Danny-kun mengusap kepala Hinada.
"Yang aku rasakan tidak ada benjolan..." ucap Danny-kun.
"Kalau aku???" ucap Mimi, Hatsuki, dan Nozomi serentak.
Danny-kun mengusap belakang kepala mereka bertiga satu persatu.
"Tidak ada juga...." ucap Danny-kun.
Mereka berempat tersenyum karena kepala mereka diusap oleh Danny-kun.
"Mengapa mereka berempat malah semakin mendekati Danny-kun???" gumamku dengan kesal sambil mengepalkan tanganku.
Karena kekesalanku memuncak, aku mengambil kerikil yang lebih besar dari yang pertama tadi. Lalu aku melemparkan ke belakang kepala mereka dengan kuat. Namun Hinada berhasil menangkapnya dan melemparnya kembali ke arahku dengan kuat sehingga mengenai keningku dan akhirnya aku jatuh pingsan dengan mempunyai sebuah benjolan.
Danny-kun melihatku terjatuh dan segera menghampiriku.

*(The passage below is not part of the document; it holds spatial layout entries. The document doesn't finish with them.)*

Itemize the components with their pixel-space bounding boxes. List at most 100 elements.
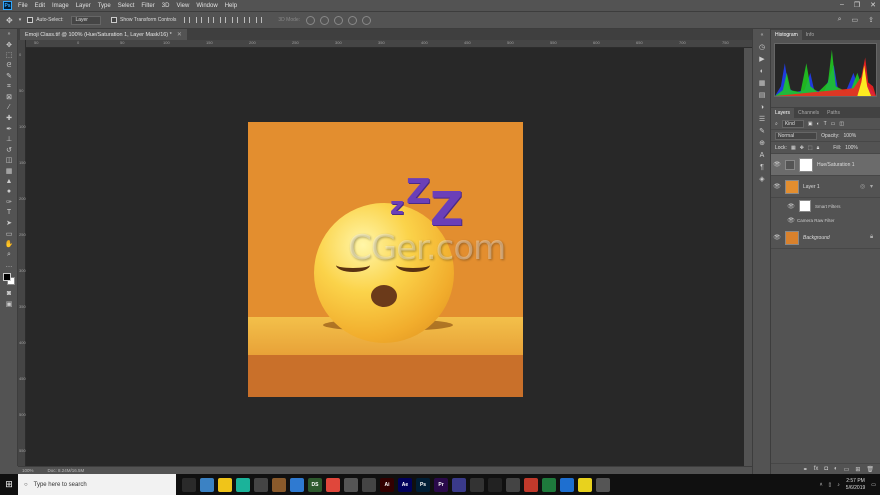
paragraph-icon[interactable]: ¶ xyxy=(753,161,771,173)
menu-file[interactable]: File xyxy=(18,3,28,9)
screen-mode-icon[interactable]: ▣ xyxy=(0,299,18,310)
close-icon[interactable]: ✕ xyxy=(177,31,182,38)
glyphs-icon[interactable]: A xyxy=(753,149,771,161)
quick-mask-icon[interactable]: ◙ xyxy=(0,289,18,300)
crop-tool-icon[interactable]: ⌗ xyxy=(0,82,18,93)
taskbar-app-icon[interactable] xyxy=(344,477,358,492)
align-right-icon[interactable] xyxy=(208,17,215,23)
lock-position-icon[interactable]: ✥ xyxy=(800,145,804,151)
menu-filter[interactable]: Filter xyxy=(141,3,154,9)
filter-shape-icon[interactable]: ▭ xyxy=(831,121,836,127)
chevron-down-icon[interactable]: ▾ xyxy=(870,183,880,190)
taskbar-app-icon[interactable] xyxy=(254,477,268,492)
taskbar-app-icon[interactable] xyxy=(470,477,484,492)
align-bottom-icon[interactable] xyxy=(244,17,251,23)
lock-icon[interactable]: 🔒︎ xyxy=(870,234,880,241)
add-mask-icon[interactable]: ◘ xyxy=(824,466,828,472)
gradient-tool-icon[interactable]: ▦ xyxy=(0,166,18,177)
healing-tool-icon[interactable]: ✚ xyxy=(0,113,18,124)
minimize-icon[interactable]: – xyxy=(840,1,844,9)
properties-icon[interactable]: ☰ xyxy=(753,113,771,125)
collapse-icon[interactable]: » xyxy=(0,29,18,40)
filter-pixel-icon[interactable]: ▣ xyxy=(808,121,813,127)
align-center-icon[interactable] xyxy=(196,17,203,23)
menu-edit[interactable]: Edit xyxy=(35,3,45,9)
chevron-up-icon[interactable]: ˄ xyxy=(820,482,823,488)
clone-source-icon[interactable]: ⊕ xyxy=(753,137,771,149)
history-icon[interactable]: ◷ xyxy=(753,41,771,53)
workspace-icon[interactable]: ▭ xyxy=(852,16,859,24)
orbit-3d-icon[interactable] xyxy=(306,15,316,25)
document-tab[interactable]: Emoji Class.tif @ 100% (Hue/Saturation 1… xyxy=(20,29,187,40)
tab-paths[interactable]: Paths xyxy=(823,108,844,118)
fx-icon[interactable]: fx xyxy=(814,466,819,472)
taskbar-app-icon[interactable] xyxy=(182,477,196,492)
tab-channels[interactable]: Channels xyxy=(794,108,823,118)
link-layers-icon[interactable]: ⚭ xyxy=(803,466,808,473)
show-transform-checkbox[interactable] xyxy=(110,17,117,23)
hand-tool-icon[interactable]: ✋ xyxy=(0,239,18,250)
taskbar-app-icon[interactable] xyxy=(506,477,520,492)
ruler-vertical[interactable]: 0 50 100 150 200 250 300 350 400 450 500 550 xyxy=(18,40,26,466)
zoom-tool-icon[interactable]: ⌕ xyxy=(0,250,18,261)
layer-mask-thumbnail[interactable] xyxy=(799,157,813,172)
visibility-eye-icon[interactable]: 👁︎ xyxy=(785,203,797,210)
menu-layer[interactable]: Layer xyxy=(76,3,91,9)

"Mei... Kamu tidak apa-apa kan??? Apa yang terjadi padamu??" tanya Danny-kun dengan khawatir.
Aku tersenyum ketika melihat wajah Danny-kun kemudian aku pingsan.
"Mei...." ucap Danny-kun sambil menepuk pipiku.
"Rasakan itu... Memang enak...." gumam keempat gadis dengan mengejek.